Pacers say Paul George has concussion; status for Game 3 in question

Pacers say Paul George has concussion; status for Game 3 in question

Indiana Pacers guard Paul George has been diagnosed with a concussion, raising questions about his availability for Game 3 of the Eastern Conference finals.

For George to play in Saturday's Game 3 against the Miami Heat, he must complete the NBA's concussion return-to-participation protocol.

George was hurt when Heat guard Dwyane Wade kneed him in the back of the head midway through the fourth quarter of the Pacers' 87-83 Game 2 loss on Tuesday. George stayed in the game, but said afterward that he "blacked out as soon as [the hit] happened."

According to the league's concussion policy, any player diagnosed with a concussion must be held out of all activity "until he is symptom-free at rest and until he has no appreciable difference from his baseline neurological exam and his baseline score on the computerized cognitive assessment test." The player also must complete the league's return-to-participation protocol.

The protocol involves several steps of increasing exertion, "from a stationary bike, to jogging, to agility work, to non-contact team drills." A player must be symptom-free to move to each step. According to the NBA, "if a player is not symptom-free after a step, he stops until he is symptom-free and begins again at the previous step of the protocol."

The league does not have a timeframe to complete the protocol. The decision on whether George can return will be decided by the Pacers' team physician, who must discuss the decision and George's progress in the protocol with Dr. Jeffrey Kutcher, director of the NBA's concussion program.

Kutcher said the Pacers' medical staff followed the correct procedures after the injury, even though George returned to the game. Both Kutcher and the Pacers said there was no evidence of a concussion during the game.
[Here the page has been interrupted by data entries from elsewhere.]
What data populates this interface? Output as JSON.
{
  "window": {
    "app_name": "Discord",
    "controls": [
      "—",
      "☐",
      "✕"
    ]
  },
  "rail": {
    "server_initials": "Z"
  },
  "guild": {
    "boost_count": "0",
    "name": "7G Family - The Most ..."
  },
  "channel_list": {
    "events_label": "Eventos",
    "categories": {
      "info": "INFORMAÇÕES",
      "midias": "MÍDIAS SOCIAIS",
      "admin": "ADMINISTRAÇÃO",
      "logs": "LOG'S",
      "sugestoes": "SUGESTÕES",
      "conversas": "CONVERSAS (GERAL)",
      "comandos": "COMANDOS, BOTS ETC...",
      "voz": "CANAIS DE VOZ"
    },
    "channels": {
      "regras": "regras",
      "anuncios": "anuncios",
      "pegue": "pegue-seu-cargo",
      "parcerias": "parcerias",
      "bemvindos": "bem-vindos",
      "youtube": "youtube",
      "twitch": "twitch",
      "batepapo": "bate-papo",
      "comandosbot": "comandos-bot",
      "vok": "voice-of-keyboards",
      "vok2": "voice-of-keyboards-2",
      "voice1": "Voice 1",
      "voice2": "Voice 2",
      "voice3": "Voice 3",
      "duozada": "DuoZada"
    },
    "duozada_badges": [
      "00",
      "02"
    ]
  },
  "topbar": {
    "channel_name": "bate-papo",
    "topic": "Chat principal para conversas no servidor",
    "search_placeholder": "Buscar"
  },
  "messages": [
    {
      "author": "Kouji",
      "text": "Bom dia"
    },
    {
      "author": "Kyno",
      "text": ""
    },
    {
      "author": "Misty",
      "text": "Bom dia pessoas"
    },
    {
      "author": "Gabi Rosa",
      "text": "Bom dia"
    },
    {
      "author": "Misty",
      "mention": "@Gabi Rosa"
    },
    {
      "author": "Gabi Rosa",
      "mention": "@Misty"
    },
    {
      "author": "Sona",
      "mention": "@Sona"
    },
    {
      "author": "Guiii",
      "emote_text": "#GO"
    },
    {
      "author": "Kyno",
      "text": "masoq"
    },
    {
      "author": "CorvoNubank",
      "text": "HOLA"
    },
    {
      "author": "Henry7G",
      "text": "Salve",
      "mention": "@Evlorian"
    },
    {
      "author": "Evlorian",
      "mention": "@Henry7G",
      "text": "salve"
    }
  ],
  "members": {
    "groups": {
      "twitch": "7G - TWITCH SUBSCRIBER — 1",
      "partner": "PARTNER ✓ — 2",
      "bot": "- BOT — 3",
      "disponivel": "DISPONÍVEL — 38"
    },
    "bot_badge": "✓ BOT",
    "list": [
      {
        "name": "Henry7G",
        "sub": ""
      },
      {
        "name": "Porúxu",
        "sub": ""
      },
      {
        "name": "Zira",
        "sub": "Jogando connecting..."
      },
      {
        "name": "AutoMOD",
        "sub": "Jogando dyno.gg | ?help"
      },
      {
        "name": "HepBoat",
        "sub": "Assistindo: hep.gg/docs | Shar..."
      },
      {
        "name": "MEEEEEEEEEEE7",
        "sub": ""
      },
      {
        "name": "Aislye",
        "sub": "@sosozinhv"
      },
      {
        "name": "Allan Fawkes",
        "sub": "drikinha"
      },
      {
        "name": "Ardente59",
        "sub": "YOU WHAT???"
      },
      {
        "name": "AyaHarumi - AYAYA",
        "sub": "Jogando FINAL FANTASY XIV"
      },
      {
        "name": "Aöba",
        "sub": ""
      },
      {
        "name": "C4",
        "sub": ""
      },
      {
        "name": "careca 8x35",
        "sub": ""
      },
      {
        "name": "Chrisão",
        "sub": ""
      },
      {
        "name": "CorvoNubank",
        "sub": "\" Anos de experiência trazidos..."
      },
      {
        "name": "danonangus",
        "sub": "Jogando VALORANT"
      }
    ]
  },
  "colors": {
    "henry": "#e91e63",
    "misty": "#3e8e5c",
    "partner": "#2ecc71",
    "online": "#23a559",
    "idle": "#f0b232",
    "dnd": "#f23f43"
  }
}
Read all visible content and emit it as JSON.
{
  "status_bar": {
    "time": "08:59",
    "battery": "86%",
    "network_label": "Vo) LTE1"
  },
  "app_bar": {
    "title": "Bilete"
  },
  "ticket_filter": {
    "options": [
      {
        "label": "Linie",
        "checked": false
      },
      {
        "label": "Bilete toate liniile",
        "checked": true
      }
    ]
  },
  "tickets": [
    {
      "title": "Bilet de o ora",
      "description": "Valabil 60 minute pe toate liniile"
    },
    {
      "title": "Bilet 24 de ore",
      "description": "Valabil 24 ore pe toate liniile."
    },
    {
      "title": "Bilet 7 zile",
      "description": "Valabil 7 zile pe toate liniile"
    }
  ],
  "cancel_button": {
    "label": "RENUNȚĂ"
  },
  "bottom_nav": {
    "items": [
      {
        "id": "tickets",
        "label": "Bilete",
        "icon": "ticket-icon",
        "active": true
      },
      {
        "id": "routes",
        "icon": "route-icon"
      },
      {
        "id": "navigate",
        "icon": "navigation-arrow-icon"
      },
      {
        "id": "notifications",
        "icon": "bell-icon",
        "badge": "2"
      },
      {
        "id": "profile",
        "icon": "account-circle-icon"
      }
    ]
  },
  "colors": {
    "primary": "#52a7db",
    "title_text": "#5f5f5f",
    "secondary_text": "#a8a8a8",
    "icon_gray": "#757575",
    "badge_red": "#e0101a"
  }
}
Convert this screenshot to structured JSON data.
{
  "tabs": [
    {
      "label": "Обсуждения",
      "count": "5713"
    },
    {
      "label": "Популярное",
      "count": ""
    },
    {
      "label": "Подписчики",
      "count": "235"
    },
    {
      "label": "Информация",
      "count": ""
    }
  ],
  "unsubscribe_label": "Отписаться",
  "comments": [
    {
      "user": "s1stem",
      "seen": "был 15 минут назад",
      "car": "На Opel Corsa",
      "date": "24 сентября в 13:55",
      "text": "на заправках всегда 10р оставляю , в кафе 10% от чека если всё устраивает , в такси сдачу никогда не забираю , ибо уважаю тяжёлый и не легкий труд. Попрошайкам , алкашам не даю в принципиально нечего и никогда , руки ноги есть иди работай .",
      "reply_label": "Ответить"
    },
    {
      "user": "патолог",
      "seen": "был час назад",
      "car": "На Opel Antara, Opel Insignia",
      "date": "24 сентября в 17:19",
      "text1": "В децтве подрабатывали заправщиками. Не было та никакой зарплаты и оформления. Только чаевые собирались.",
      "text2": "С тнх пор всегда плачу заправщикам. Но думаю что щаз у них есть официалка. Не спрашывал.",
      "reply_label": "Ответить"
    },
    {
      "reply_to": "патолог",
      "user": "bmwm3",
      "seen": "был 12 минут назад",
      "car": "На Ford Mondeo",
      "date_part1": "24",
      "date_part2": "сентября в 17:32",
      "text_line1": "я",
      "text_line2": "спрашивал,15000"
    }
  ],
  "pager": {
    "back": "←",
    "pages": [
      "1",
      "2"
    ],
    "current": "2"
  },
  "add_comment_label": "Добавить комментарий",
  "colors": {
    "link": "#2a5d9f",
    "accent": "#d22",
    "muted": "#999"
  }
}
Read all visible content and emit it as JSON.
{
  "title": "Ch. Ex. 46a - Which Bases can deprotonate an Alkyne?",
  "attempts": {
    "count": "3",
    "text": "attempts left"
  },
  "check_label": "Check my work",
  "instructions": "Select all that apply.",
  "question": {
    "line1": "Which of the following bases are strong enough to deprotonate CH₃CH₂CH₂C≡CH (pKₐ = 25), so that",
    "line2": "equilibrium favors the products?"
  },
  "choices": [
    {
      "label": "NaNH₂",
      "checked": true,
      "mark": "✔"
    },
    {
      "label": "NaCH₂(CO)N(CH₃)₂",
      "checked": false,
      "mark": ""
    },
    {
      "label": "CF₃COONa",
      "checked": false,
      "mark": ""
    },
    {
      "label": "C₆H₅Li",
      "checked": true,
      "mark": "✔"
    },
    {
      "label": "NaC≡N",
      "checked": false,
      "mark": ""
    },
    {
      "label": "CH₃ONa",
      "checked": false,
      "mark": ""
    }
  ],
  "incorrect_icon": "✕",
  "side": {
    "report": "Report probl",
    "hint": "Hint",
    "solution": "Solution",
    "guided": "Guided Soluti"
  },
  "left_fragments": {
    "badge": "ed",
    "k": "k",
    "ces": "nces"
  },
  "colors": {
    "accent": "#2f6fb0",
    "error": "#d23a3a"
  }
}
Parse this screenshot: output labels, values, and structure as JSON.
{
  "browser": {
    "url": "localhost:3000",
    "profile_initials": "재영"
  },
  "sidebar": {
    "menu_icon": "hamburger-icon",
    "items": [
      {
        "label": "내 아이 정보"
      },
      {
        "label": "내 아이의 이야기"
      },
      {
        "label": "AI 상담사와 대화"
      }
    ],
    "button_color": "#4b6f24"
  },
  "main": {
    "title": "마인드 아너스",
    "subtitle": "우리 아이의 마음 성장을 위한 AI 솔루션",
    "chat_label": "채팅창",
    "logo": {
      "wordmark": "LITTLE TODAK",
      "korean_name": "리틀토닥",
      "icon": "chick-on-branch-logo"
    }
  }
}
"This case illustrates that concussion evaluation is an ongoing process and manifestations of the injury may not always present immediately," Kutcher said.

The Pacers said in a statement that immediately after George collided with Wade he exhibited no symptoms of a concussion and denied dizziness, nausea and issues with his vision in response to questions from the Pacers medical staff. George, the Pacers said, was active and aware of his surroundings.

The Pacers said George first mentioned that he "blacked out" when speaking to reporters after the game. The Pacers then conducted the NBA-mandated concussion assessment, which did not reveal any active symptoms of concussion. The team decided to take George to see a neurologist on Wednesday. He was diagnosed with a concussion after further testing and evaluation.

George is averaging 21.5 points, 8.1 rebounds and 4.1 assists in the playoffs. The Pacers and Heat are tied 1-1 in the East finals.